Auf dem Marktplatz von Limoges gewinnt ein lebhaftes, städtisch-merkantiles Treiben Kontur. Ein buntes, wirbelndes Getümmel, aufgeregt über eine „Neuigkeit“ sich austauschende Marktfrauen, laute Rufe hier und noch lautere dort. Unaufhaltsam schraubt sich das energetische Getöse in die Höhe ― bis der Blick im unvermittelt erklingenden Catacombae zwanghaft in die Pariser Katakomben hinabsinkt, rau und weitläufig, eine Kanalisation aus Totenschädeln und Tränen, der Zustand eine einzige Katastrophe. Die jetzt folgende Promenade ist fast nicht mehr erkennbar, so sehr hat der Eindruck dieser Unterwelt sie verzerrt.
Und es bleibt aufregend: Ruckartig kündigt sich die Hütte der Baba Jaga an. Dieses Hexenhäuschen läuft in einem russischen Märchen auf Hühnerbeinen, verfolgt mitunter sogar die Sterbenden.
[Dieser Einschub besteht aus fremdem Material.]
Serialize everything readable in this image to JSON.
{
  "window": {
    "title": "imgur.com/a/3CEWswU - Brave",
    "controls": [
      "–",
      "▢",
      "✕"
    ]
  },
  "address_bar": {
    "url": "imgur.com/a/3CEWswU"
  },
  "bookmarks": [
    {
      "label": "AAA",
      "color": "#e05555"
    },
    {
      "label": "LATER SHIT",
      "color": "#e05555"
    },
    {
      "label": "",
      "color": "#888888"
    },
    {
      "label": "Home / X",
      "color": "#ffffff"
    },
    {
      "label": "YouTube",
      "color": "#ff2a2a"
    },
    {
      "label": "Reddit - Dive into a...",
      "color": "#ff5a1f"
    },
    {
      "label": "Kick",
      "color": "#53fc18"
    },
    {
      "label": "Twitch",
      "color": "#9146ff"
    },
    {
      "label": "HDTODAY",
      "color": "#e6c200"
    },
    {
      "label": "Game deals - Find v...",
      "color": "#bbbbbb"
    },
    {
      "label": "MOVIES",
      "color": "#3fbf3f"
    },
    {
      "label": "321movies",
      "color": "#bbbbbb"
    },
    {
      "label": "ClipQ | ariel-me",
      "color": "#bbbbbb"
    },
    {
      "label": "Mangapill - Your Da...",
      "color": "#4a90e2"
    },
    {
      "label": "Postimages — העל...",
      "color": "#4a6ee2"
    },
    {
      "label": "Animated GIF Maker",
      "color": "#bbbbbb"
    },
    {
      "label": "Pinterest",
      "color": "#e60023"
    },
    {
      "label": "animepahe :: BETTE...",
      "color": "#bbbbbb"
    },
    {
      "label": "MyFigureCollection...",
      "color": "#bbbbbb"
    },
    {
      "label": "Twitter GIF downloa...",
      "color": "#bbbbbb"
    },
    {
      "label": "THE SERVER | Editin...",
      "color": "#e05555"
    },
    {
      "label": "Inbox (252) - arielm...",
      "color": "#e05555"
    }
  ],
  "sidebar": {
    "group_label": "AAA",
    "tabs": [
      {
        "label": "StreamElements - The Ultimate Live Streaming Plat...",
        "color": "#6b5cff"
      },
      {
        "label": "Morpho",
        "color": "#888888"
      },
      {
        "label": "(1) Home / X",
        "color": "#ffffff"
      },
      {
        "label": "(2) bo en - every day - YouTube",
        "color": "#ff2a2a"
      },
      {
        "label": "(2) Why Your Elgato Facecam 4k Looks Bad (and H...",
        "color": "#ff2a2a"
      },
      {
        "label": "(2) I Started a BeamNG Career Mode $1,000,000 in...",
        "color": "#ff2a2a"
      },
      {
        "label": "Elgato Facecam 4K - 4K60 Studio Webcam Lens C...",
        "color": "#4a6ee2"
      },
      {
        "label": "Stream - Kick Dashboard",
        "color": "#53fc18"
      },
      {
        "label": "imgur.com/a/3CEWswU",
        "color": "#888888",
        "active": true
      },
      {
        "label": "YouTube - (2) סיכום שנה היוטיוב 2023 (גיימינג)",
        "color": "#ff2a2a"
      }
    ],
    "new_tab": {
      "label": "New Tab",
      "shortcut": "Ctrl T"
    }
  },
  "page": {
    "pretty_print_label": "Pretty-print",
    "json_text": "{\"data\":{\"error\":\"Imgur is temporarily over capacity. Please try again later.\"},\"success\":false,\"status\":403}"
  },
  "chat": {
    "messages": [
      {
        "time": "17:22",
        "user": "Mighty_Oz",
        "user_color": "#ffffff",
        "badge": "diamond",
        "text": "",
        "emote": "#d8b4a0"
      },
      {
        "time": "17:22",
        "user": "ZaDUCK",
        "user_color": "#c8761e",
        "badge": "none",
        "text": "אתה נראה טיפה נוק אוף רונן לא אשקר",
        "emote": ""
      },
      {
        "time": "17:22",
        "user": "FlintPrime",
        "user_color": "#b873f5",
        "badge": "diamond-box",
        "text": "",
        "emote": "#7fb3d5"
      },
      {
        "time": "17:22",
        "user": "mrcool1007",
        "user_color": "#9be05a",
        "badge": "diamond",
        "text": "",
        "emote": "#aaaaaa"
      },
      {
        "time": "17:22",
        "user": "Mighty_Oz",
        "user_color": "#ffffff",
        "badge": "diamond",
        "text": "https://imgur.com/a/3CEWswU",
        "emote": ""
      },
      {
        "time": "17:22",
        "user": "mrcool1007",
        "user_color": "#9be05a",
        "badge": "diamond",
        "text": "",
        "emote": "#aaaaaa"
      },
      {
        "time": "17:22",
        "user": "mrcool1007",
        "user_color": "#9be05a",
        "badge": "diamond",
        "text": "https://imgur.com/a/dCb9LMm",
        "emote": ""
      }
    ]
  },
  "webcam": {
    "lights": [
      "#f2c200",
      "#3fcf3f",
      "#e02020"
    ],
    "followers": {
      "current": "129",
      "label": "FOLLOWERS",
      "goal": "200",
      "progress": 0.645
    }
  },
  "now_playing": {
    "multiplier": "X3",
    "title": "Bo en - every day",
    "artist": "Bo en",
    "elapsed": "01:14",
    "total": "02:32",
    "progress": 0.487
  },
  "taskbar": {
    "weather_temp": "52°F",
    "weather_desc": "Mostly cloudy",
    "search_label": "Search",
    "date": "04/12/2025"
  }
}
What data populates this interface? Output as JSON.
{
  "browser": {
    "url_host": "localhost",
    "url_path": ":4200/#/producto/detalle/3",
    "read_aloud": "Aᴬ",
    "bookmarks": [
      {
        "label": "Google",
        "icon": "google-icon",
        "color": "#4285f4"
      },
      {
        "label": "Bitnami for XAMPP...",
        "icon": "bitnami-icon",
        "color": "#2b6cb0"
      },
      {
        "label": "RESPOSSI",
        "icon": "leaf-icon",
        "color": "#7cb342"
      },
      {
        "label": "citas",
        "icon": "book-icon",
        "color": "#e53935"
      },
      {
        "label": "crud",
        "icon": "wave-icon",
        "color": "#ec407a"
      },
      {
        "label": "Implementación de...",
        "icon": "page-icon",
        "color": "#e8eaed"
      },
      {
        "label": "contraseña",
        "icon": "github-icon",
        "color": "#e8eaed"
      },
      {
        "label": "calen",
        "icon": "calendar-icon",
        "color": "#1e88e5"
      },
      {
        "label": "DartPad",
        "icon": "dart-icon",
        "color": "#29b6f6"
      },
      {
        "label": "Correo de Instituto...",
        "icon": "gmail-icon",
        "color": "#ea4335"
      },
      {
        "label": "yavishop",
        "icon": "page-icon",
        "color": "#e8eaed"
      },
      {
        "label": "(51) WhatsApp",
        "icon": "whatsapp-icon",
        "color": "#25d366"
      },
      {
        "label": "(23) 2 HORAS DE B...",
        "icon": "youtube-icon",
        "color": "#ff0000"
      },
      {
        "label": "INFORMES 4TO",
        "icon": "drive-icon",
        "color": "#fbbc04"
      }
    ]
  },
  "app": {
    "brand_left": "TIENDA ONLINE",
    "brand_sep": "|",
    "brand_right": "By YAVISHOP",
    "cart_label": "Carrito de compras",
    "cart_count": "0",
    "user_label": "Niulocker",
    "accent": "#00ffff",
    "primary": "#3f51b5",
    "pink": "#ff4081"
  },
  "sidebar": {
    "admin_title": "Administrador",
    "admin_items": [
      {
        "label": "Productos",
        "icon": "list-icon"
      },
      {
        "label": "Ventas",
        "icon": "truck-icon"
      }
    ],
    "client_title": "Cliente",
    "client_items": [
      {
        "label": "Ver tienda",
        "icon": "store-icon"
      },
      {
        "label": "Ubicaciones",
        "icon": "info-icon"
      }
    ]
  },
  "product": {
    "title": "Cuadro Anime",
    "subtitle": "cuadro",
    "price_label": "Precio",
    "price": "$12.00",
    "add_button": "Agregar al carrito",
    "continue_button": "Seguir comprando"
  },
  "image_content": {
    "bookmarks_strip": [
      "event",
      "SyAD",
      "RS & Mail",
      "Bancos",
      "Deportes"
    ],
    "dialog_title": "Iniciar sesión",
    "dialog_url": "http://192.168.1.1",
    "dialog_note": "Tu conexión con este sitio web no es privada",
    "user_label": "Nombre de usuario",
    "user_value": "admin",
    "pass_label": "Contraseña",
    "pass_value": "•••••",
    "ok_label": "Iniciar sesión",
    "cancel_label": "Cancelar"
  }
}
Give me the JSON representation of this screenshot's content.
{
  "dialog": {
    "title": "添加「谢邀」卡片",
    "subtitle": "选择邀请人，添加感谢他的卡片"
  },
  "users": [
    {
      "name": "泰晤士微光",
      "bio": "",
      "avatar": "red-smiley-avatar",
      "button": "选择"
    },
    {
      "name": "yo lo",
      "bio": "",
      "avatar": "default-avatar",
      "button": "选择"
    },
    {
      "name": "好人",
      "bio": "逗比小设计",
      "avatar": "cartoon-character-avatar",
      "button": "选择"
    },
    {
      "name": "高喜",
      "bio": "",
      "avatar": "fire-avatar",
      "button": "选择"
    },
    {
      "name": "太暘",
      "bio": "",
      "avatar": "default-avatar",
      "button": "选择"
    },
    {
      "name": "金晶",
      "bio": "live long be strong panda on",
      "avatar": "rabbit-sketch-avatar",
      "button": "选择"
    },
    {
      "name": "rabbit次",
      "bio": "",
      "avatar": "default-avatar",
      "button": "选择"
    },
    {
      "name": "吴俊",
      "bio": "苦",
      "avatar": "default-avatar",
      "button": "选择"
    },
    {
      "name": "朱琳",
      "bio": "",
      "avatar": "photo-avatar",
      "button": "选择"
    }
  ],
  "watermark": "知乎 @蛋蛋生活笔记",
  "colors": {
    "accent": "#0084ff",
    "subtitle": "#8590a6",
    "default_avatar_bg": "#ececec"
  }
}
Wie ein Gewitter zieht diese Gefahr herauf, zunächst nur mit vereinzelten Tropfen, doch schon kracht und blitzt es heftig in einem musikalischen Ritt, der an die bewegten Actionsequenzen alter Hollywood-Abenteurfilme à la Indiana Jones erinnert.
Die größte Ehre aber gebührt dem Grande Finale: Das Große Tor von Kiew.
Das gleichnamige Aquarell von Viktor Hartmann zeigt ein imaginäres, prachtvolles Stadttor. © Public Domain via Wikimedia Commons / Viktor Hartmann.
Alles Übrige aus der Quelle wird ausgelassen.